PGI User Forum
 SearchSearch   MemberlistMemberlist     RegisterRegister   ProfileProfile    Log inLog in 

CUDA-x86.

Non-stride-1 accesses for array 'X'
Goto page 1, 2  Next
 
Post new topic   Reply to topic    PGI User Forum Forum Index -> Accelerator Programming
View previous topic :: View next topic  
Author Message
AGy



Joined: 06 Jul 2010
Posts: 8

PostPosted: Mon Jul 12, 2010 11:58 pm    Post subject: Non-stride-1 accesses for array 'X' Reply with quote

Hi,

I had found some information on this message but I have not fully understood what it means and what does it involve in the calculation process.

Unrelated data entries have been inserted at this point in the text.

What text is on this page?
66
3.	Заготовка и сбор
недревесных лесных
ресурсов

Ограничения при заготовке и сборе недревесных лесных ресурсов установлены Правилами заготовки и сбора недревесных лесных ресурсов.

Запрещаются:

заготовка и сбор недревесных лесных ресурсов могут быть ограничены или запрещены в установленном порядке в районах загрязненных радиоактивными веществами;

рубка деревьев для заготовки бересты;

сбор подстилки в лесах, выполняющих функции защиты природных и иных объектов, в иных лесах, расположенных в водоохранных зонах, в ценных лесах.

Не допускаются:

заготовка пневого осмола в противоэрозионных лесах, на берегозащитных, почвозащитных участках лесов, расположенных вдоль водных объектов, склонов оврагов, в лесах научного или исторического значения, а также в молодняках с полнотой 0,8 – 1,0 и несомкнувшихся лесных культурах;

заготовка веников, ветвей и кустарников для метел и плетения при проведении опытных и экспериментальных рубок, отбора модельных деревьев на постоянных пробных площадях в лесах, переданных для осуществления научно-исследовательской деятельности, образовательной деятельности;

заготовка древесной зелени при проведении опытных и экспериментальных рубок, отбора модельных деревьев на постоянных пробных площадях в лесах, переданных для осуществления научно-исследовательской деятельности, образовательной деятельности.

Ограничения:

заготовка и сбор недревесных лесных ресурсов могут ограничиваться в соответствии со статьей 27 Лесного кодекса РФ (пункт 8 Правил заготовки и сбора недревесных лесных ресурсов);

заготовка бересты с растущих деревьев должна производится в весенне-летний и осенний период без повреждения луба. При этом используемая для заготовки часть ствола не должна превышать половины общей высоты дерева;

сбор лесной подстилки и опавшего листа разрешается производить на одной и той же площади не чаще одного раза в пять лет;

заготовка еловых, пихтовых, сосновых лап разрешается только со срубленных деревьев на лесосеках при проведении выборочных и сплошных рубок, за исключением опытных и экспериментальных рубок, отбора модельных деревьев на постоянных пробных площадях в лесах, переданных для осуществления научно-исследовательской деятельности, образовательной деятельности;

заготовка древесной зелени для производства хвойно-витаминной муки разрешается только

Does it takes time ? could we going over it ?

Is there someone who could give me more details on this message than in the PGI_user_guide and in the examples of this site.

thank in advance.
have a nice day.
Back to top
View user's profile
mkcolg



Joined: 30 Jun 2004
Posts: 6134
Location: The Portland Group Inc.

PostPosted: Tue Jul 13, 2010 11:45 am    Post subject: Reply with quote

Hi AGy,

'Non-stride-1 accesses' means that the GPU threads wont be accessing contiguous data from your array. Although sometimes unavoidable, this can cause performance problems and you should review your code to determine if it can be restructured or if a different GPU schedule will help.

The details are a bit lengthy, but I try and be brief. An NVIDIA GPU is composed of several Multi-proccessors (MIMD). Each multi-processor is comprised of several thread processors (SIMD). On my Tesla, I have 15 MIMD each with 8 SIMD for a total of 240 thread processors. This varies from card to card. For details about your card, please run the utility 'pgaccelinfo'.

SIMD stands for 'Single Instruction Multiple Data' which means that all the threads running on the same multi-processor needs to execute the same instruction at the same time, although they each perform the instruction on different data. Note that a group of threads being run on a single multi-thread is called a 'Warp'.

So what happens if all the threads in a Warp try to access memory? If the memory is contiguous, the hardware is optimized so that the threads can all bring in their memory at the same time. If the memory is not contiguous, then only on thread at a time can access memory at a time while the other threads wait.

Hope this helps,
Mat
Back to top
View user's profile
AGy



Joined: 06 Jul 2010
Posts: 8

PostPosted: Wed Jul 21, 2010 5:51 am    Post subject: Reply with quote

Hi Mat,

Thank you for the last answer, it was really helpful, never the less I need an example.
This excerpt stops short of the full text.